Wishing you the best. I hope I am not depressing! I am praying for your dog to be one of the survivors.
That’s my bottom line, too…as long as she’s not suffering, we’ll keep going. Her quality if life isn’t great…and the vet says there is a tremendous strain on her heart, but he doesn’t believe she’s actually in pain. She’s just tired and old.
When the time comes, I hope my dog goes the way yours did. I thought that was exactly what was happening around 3:30 a.m. Monday morning…her breathing started to slow way down all of a sudden and she was just a limp rag doll. But she came back.

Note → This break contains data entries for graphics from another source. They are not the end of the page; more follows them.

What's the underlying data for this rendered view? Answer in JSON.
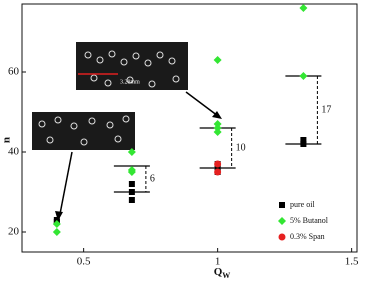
{
  "chart_data": {
    "type": "scatter",
    "x_label": "Q",
    "x_label_sub": "W",
    "y_label": "n",
    "xlim": [
      0.27,
      1.52
    ],
    "xticks": [
      0.5,
      1.0,
      1.5
    ],
    "ylim": [
      15,
      77
    ],
    "yticks": [
      20,
      40,
      60
    ],
    "legend": "lower right",
    "series": [
      {
        "name": "pure oil",
        "color": "#000000",
        "marker": "square",
        "x": [
          0.4,
          0.4,
          0.68,
          0.68,
          0.68,
          1.0,
          1.0,
          1.0,
          1.32,
          1.32
        ],
        "values": [
          23,
          22.5,
          32,
          30,
          28,
          37,
          36,
          35,
          43,
          42
        ]
      },
      {
        "name": "5% Butanol",
        "color": "#33e633",
        "marker": "diamond",
        "x": [
          0.4,
          0.4,
          0.68,
          0.68,
          0.68,
          1.0,
          1.0,
          1.0,
          1.0,
          1.32,
          1.32
        ],
        "values": [
          22,
          20,
          40,
          35.5,
          35,
          63,
          47,
          46,
          45,
          76,
          59
        ]
      },
      {
        "name": "0.3% Span",
        "color": "#e62020",
        "marker": "circle",
        "x": [
          1.0,
          1.0
        ],
        "values": [
          37,
          35
        ]
      }
    ],
    "brackets": [
      {
        "x": 0.68,
        "low": 30,
        "high": 36.5,
        "label": "6"
      },
      {
        "x": 1.0,
        "low": 36,
        "high": 46,
        "label": "10"
      },
      {
        "x": 1.32,
        "low": 42,
        "high": 59,
        "label": "17"
      }
    ],
    "inset_label": "3.28mm"
  }
}
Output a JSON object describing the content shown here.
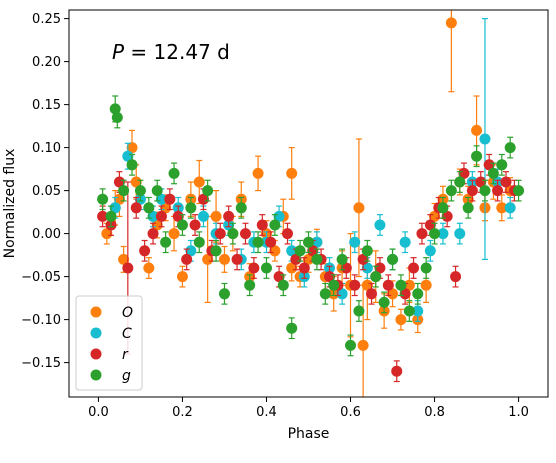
{
  "chart_data": {
    "type": "scatter",
    "xlabel": "Phase",
    "ylabel": "Normalized flux",
    "xlim": [
      -0.07,
      1.07
    ],
    "ylim": [
      -0.19,
      0.26
    ],
    "xticks": [
      0.0,
      0.2,
      0.4,
      0.6,
      0.8,
      1.0
    ],
    "xtick_labels": [
      "0.0",
      "0.2",
      "0.4",
      "0.6",
      "0.8",
      "1.0"
    ],
    "yticks": [
      -0.15,
      -0.1,
      -0.05,
      0.0,
      0.05,
      0.1,
      0.15,
      0.2,
      0.25
    ],
    "ytick_labels": [
      "−0.15",
      "−0.10",
      "−0.05",
      "0.00",
      "0.05",
      "0.10",
      "0.15",
      "0.20",
      "0.25"
    ],
    "grid": false,
    "legend_position": "lower-left",
    "annotation": {
      "prefix": "P",
      "suffix": " = 12.47 d"
    },
    "series": [
      {
        "name": "O",
        "color": "#ff7f0e",
        "points": [
          [
            0.02,
            0.0,
            0.012
          ],
          [
            0.04,
            0.03,
            0.02
          ],
          [
            0.06,
            -0.03,
            0.015
          ],
          [
            0.08,
            0.1,
            0.02
          ],
          [
            0.09,
            0.06,
            0.02
          ],
          [
            0.12,
            -0.04,
            0.012
          ],
          [
            0.14,
            0.01,
            0.015
          ],
          [
            0.16,
            0.03,
            0.015
          ],
          [
            0.18,
            0.0,
            0.02
          ],
          [
            0.2,
            -0.05,
            0.012
          ],
          [
            0.22,
            0.04,
            0.02
          ],
          [
            0.24,
            0.06,
            0.025
          ],
          [
            0.26,
            -0.03,
            0.05
          ],
          [
            0.28,
            0.02,
            0.03
          ],
          [
            0.3,
            -0.03,
            0.015
          ],
          [
            0.32,
            0.0,
            0.02
          ],
          [
            0.34,
            0.04,
            0.02
          ],
          [
            0.36,
            -0.05,
            0.015
          ],
          [
            0.38,
            0.07,
            0.02
          ],
          [
            0.4,
            0.0,
            0.015
          ],
          [
            0.42,
            -0.02,
            0.012
          ],
          [
            0.44,
            0.02,
            0.02
          ],
          [
            0.46,
            0.07,
            0.03
          ],
          [
            0.48,
            -0.05,
            0.012
          ],
          [
            0.5,
            -0.03,
            0.015
          ],
          [
            0.52,
            -0.01,
            0.015
          ],
          [
            0.54,
            -0.05,
            0.015
          ],
          [
            0.56,
            -0.07,
            0.02
          ],
          [
            0.58,
            -0.04,
            0.02
          ],
          [
            0.6,
            -0.06,
            0.06
          ],
          [
            0.62,
            0.03,
            0.08
          ],
          [
            0.63,
            -0.13,
            0.07
          ],
          [
            0.64,
            -0.06,
            0.04
          ],
          [
            0.66,
            -0.05,
            0.03
          ],
          [
            0.68,
            -0.09,
            0.02
          ],
          [
            0.7,
            -0.07,
            0.015
          ],
          [
            0.72,
            -0.1,
            0.012
          ],
          [
            0.74,
            -0.06,
            0.02
          ],
          [
            0.76,
            -0.1,
            0.015
          ],
          [
            0.78,
            -0.06,
            0.02
          ],
          [
            0.8,
            0.02,
            0.015
          ],
          [
            0.82,
            0.04,
            0.015
          ],
          [
            0.84,
            0.245,
            0.08
          ],
          [
            0.86,
            0.06,
            0.015
          ],
          [
            0.88,
            0.04,
            0.015
          ],
          [
            0.9,
            0.12,
            0.04
          ],
          [
            0.92,
            0.03,
            0.015
          ],
          [
            0.94,
            0.06,
            0.02
          ],
          [
            0.96,
            0.03,
            0.015
          ],
          [
            0.98,
            0.05,
            0.015
          ],
          [
            0.05,
            0.04,
            0.02
          ],
          [
            0.46,
            -0.04,
            0.015
          ]
        ]
      },
      {
        "name": "C",
        "color": "#17becf",
        "points": [
          [
            0.04,
            0.03,
            0.012
          ],
          [
            0.07,
            0.09,
            0.015
          ],
          [
            0.1,
            0.04,
            0.012
          ],
          [
            0.13,
            0.02,
            0.012
          ],
          [
            0.15,
            0.04,
            0.012
          ],
          [
            0.19,
            0.03,
            0.012
          ],
          [
            0.22,
            -0.02,
            0.012
          ],
          [
            0.25,
            0.02,
            0.012
          ],
          [
            0.28,
            0.0,
            0.012
          ],
          [
            0.31,
            0.01,
            0.012
          ],
          [
            0.34,
            -0.03,
            0.012
          ],
          [
            0.37,
            -0.01,
            0.012
          ],
          [
            0.4,
            -0.01,
            0.012
          ],
          [
            0.43,
            0.02,
            0.012
          ],
          [
            0.46,
            -0.02,
            0.012
          ],
          [
            0.49,
            -0.05,
            0.012
          ],
          [
            0.52,
            -0.01,
            0.012
          ],
          [
            0.55,
            -0.04,
            0.012
          ],
          [
            0.58,
            -0.07,
            0.012
          ],
          [
            0.61,
            -0.01,
            0.012
          ],
          [
            0.64,
            -0.04,
            0.012
          ],
          [
            0.67,
            0.01,
            0.012
          ],
          [
            0.7,
            -0.03,
            0.012
          ],
          [
            0.73,
            -0.01,
            0.012
          ],
          [
            0.76,
            -0.09,
            0.012
          ],
          [
            0.79,
            -0.02,
            0.012
          ],
          [
            0.82,
            0.0,
            0.012
          ],
          [
            0.86,
            0.0,
            0.012
          ],
          [
            0.89,
            0.06,
            0.012
          ],
          [
            0.92,
            0.11,
            0.14
          ],
          [
            0.95,
            0.06,
            0.015
          ],
          [
            0.98,
            0.03,
            0.012
          ]
        ]
      },
      {
        "name": "r",
        "color": "#d62728",
        "points": [
          [
            0.01,
            0.02,
            0.012
          ],
          [
            0.03,
            0.01,
            0.012
          ],
          [
            0.05,
            0.06,
            0.012
          ],
          [
            0.07,
            -0.04,
            0.1
          ],
          [
            0.09,
            0.03,
            0.012
          ],
          [
            0.11,
            -0.02,
            0.012
          ],
          [
            0.13,
            0.0,
            0.012
          ],
          [
            0.15,
            0.02,
            0.012
          ],
          [
            0.17,
            0.04,
            0.012
          ],
          [
            0.19,
            0.02,
            0.012
          ],
          [
            0.21,
            -0.03,
            0.012
          ],
          [
            0.23,
            0.01,
            0.012
          ],
          [
            0.25,
            0.04,
            0.012
          ],
          [
            0.27,
            -0.02,
            0.012
          ],
          [
            0.29,
            0.0,
            0.012
          ],
          [
            0.31,
            0.02,
            0.012
          ],
          [
            0.33,
            -0.03,
            0.012
          ],
          [
            0.35,
            0.0,
            0.012
          ],
          [
            0.37,
            -0.04,
            0.012
          ],
          [
            0.39,
            0.01,
            0.012
          ],
          [
            0.41,
            -0.01,
            0.012
          ],
          [
            0.43,
            -0.05,
            0.012
          ],
          [
            0.45,
            0.0,
            0.012
          ],
          [
            0.47,
            -0.03,
            0.012
          ],
          [
            0.49,
            -0.04,
            0.012
          ],
          [
            0.51,
            -0.02,
            0.012
          ],
          [
            0.53,
            -0.03,
            0.012
          ],
          [
            0.55,
            -0.05,
            0.012
          ],
          [
            0.57,
            -0.06,
            0.012
          ],
          [
            0.59,
            -0.04,
            0.012
          ],
          [
            0.61,
            -0.06,
            0.012
          ],
          [
            0.63,
            -0.03,
            0.012
          ],
          [
            0.65,
            -0.07,
            0.012
          ],
          [
            0.67,
            -0.04,
            0.012
          ],
          [
            0.69,
            -0.06,
            0.012
          ],
          [
            0.71,
            -0.16,
            0.012
          ],
          [
            0.73,
            -0.07,
            0.012
          ],
          [
            0.75,
            -0.04,
            0.012
          ],
          [
            0.77,
            0.0,
            0.012
          ],
          [
            0.79,
            0.01,
            0.012
          ],
          [
            0.81,
            0.03,
            0.012
          ],
          [
            0.83,
            0.02,
            0.012
          ],
          [
            0.85,
            -0.05,
            0.012
          ],
          [
            0.87,
            0.07,
            0.012
          ],
          [
            0.89,
            0.05,
            0.012
          ],
          [
            0.91,
            0.06,
            0.012
          ],
          [
            0.93,
            0.08,
            0.012
          ],
          [
            0.95,
            0.05,
            0.012
          ],
          [
            0.97,
            0.06,
            0.012
          ],
          [
            0.99,
            0.05,
            0.012
          ]
        ]
      },
      {
        "name": "g",
        "color": "#2ca02c",
        "points": [
          [
            0.01,
            0.04,
            0.012
          ],
          [
            0.03,
            0.02,
            0.012
          ],
          [
            0.04,
            0.145,
            0.015
          ],
          [
            0.06,
            0.05,
            0.012
          ],
          [
            0.08,
            0.08,
            0.012
          ],
          [
            0.1,
            0.05,
            0.012
          ],
          [
            0.12,
            0.03,
            0.012
          ],
          [
            0.14,
            0.05,
            0.012
          ],
          [
            0.16,
            -0.01,
            0.012
          ],
          [
            0.18,
            0.07,
            0.012
          ],
          [
            0.2,
            0.01,
            0.012
          ],
          [
            0.22,
            0.03,
            0.012
          ],
          [
            0.24,
            -0.01,
            0.012
          ],
          [
            0.26,
            0.05,
            0.012
          ],
          [
            0.28,
            -0.02,
            0.012
          ],
          [
            0.3,
            -0.07,
            0.012
          ],
          [
            0.32,
            0.0,
            0.012
          ],
          [
            0.34,
            0.03,
            0.012
          ],
          [
            0.36,
            -0.06,
            0.012
          ],
          [
            0.38,
            -0.01,
            0.012
          ],
          [
            0.4,
            -0.04,
            0.012
          ],
          [
            0.42,
            0.01,
            0.012
          ],
          [
            0.44,
            -0.06,
            0.012
          ],
          [
            0.46,
            -0.11,
            0.012
          ],
          [
            0.48,
            -0.02,
            0.012
          ],
          [
            0.5,
            -0.01,
            0.012
          ],
          [
            0.52,
            -0.03,
            0.012
          ],
          [
            0.54,
            -0.07,
            0.012
          ],
          [
            0.56,
            -0.06,
            0.012
          ],
          [
            0.58,
            -0.03,
            0.012
          ],
          [
            0.6,
            -0.13,
            0.012
          ],
          [
            0.62,
            -0.09,
            0.012
          ],
          [
            0.64,
            -0.02,
            0.012
          ],
          [
            0.66,
            -0.05,
            0.012
          ],
          [
            0.68,
            -0.08,
            0.012
          ],
          [
            0.7,
            -0.03,
            0.012
          ],
          [
            0.72,
            -0.06,
            0.012
          ],
          [
            0.74,
            -0.09,
            0.012
          ],
          [
            0.76,
            -0.07,
            0.012
          ],
          [
            0.78,
            -0.04,
            0.012
          ],
          [
            0.8,
            0.0,
            0.012
          ],
          [
            0.82,
            0.03,
            0.012
          ],
          [
            0.84,
            0.05,
            0.012
          ],
          [
            0.86,
            0.06,
            0.012
          ],
          [
            0.88,
            0.03,
            0.012
          ],
          [
            0.9,
            0.09,
            0.012
          ],
          [
            0.92,
            0.05,
            0.012
          ],
          [
            0.94,
            0.07,
            0.012
          ],
          [
            0.96,
            0.08,
            0.012
          ],
          [
            0.98,
            0.1,
            0.012
          ],
          [
            1.0,
            0.05,
            0.012
          ],
          [
            0.045,
            0.135,
            0.012
          ]
        ]
      }
    ]
  }
}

(And no, you’re not depressing me at all…I already know the prognosis is poor. It actually helps to hear from someone who has been exactly where I am…right down to the same health issues.)
Hugs for you and the pooch. Keep each other close!
Thanks! We are…I held her on my lap while I watched the election coverage last night. It was nice to have her head resting against my heart. She normally sits BESIDE me (or at my feet) rather than on top of me.
Perfect! I’ve been there, done that…with many elderly kitties in my life. (wish they lived as long as parrots!) They know/appreciate all we do.